This question is a folo to a previous question I asked about how to best model different kind of time quantities and timeframes: In a database, how to store event occurrence dates and timeframes for fast/elegant querying?
Given a table of events, I'd like the simplest way to model and query events that have these kinds of occurrences:
- One-time: XY Rock band has a show on Dec. 12, 2014 at the Rockhouse
- Annually: Volunteer at the soup kitchen on Thanksgiving morning
- Monthly: Free night at the MoMA every first Saturday
- Weekly: Regular business hours
I've been kicking around doing a schema in this form:
- Name
- Description
- start_datetime
- end_datetime
- frequency_type (string, e.g. 'Weekly', 'Monthly')
- mon (boolean)
- tues
- wed
- thu
- fri
- sat
- sun (all booleans)
- schedule (text)
- frequency_description (text)
A common usecase I foresee is that on a given Tuesday...say, 4/5/2016, I want to find everything that is happening on that Tuesday..including all businesses that are open on regular Tuesdays, anything that happens monthly on a Tuesday, and anything happening on that specific date.
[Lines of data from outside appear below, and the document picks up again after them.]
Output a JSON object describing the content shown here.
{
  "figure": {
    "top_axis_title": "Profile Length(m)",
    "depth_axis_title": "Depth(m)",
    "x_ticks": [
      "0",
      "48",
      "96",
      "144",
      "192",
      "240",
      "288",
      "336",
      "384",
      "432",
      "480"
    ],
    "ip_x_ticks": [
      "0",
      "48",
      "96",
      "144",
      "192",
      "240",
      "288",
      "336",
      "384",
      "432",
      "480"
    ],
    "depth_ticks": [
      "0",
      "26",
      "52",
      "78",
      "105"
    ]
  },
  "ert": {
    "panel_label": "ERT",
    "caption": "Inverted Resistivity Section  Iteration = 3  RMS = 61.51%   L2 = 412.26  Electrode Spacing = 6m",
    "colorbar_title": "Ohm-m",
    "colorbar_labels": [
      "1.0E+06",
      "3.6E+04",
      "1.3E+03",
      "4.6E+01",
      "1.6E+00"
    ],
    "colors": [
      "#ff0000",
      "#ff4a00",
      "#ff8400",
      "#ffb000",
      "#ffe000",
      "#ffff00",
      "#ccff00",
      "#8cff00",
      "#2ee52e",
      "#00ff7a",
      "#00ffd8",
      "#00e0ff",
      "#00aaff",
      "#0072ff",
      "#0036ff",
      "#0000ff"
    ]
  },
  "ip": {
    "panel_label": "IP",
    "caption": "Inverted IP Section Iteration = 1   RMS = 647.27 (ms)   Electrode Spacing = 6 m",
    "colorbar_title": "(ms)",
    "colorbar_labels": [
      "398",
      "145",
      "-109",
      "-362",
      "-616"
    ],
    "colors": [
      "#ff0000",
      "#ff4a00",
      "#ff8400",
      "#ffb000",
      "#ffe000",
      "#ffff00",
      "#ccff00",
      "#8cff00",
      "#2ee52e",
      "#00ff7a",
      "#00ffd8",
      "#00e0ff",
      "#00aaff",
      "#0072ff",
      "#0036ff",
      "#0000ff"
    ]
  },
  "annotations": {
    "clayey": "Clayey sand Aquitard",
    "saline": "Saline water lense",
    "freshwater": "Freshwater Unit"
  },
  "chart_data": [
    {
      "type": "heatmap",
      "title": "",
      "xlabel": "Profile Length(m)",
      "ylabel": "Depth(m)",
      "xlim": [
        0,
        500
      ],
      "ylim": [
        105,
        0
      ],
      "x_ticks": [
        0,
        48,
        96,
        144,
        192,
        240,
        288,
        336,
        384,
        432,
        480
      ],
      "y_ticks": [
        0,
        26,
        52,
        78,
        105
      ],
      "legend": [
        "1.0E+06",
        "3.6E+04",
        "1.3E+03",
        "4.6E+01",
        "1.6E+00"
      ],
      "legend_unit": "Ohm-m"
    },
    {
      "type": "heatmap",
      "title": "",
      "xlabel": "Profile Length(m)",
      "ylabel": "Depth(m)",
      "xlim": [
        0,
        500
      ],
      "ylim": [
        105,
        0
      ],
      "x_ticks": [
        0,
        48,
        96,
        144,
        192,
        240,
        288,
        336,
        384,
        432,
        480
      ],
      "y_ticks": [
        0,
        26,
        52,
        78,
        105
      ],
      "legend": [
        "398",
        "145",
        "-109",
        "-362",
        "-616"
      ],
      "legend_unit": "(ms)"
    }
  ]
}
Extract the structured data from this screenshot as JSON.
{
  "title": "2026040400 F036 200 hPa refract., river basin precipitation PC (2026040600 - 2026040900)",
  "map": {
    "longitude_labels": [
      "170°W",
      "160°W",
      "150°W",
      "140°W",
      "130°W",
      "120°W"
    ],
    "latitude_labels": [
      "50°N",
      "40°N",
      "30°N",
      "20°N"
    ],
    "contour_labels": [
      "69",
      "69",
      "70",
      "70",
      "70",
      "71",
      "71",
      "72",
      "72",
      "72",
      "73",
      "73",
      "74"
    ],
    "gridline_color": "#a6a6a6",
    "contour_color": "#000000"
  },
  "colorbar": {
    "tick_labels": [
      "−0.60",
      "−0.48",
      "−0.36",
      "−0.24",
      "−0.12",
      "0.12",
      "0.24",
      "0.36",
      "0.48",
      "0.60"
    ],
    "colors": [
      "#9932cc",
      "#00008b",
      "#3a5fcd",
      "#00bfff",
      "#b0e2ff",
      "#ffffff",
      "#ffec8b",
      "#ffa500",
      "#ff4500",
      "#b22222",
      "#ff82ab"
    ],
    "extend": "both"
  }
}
So the pseudocode query would be something like:
SELECT * from events WHERE `tues`=TRUE || DATE(start_datetime) = '2016-04-05'
At the application/controller level I could apply the necessary logic to exclude all "monthly" Tuesday events that don't happen on the first Tuesday, using a key/store in frequency_description (I'm going to ignore for discussion's sake, the "annual" edge case in which something happens every fourth thursday of November or some such thing). It'd be nice to do that exclusion in the query but I'm not sure how to design the table to allow that and still keep a simple SELECT.
I'm also predicting that it's not necessary to do a query in which I find all businesses open on Tuesday at 9AM...So the individual day fields can just be space-efficient booleans, with the schedule field being a date-store of my non-normalized specific information. The application will have logic to parse and format it for display.
Is this overkill? Let's say 70% of my events will be one-time, which eliminates the need for the mon,tue,wed, etc. and the schedule and frequency_description text-key-stores...
Should I instead have two tables? One for events, and one for some kind of event_relation in which the day_fields and key-store-textfields are joined?
That seems like a more efficient use of space...on the other hand, my query would have to be a SELECT and JOIN...which may be slower.
When dealing with a magnitude of records numbering from 10k to 100k, and doing simple EC2 hosting...should I care more about efficient space usage in my database (not just pure data storage space, but all the associated overhead with text fields and numerous columns)...or should I care more about simple SELECT statements?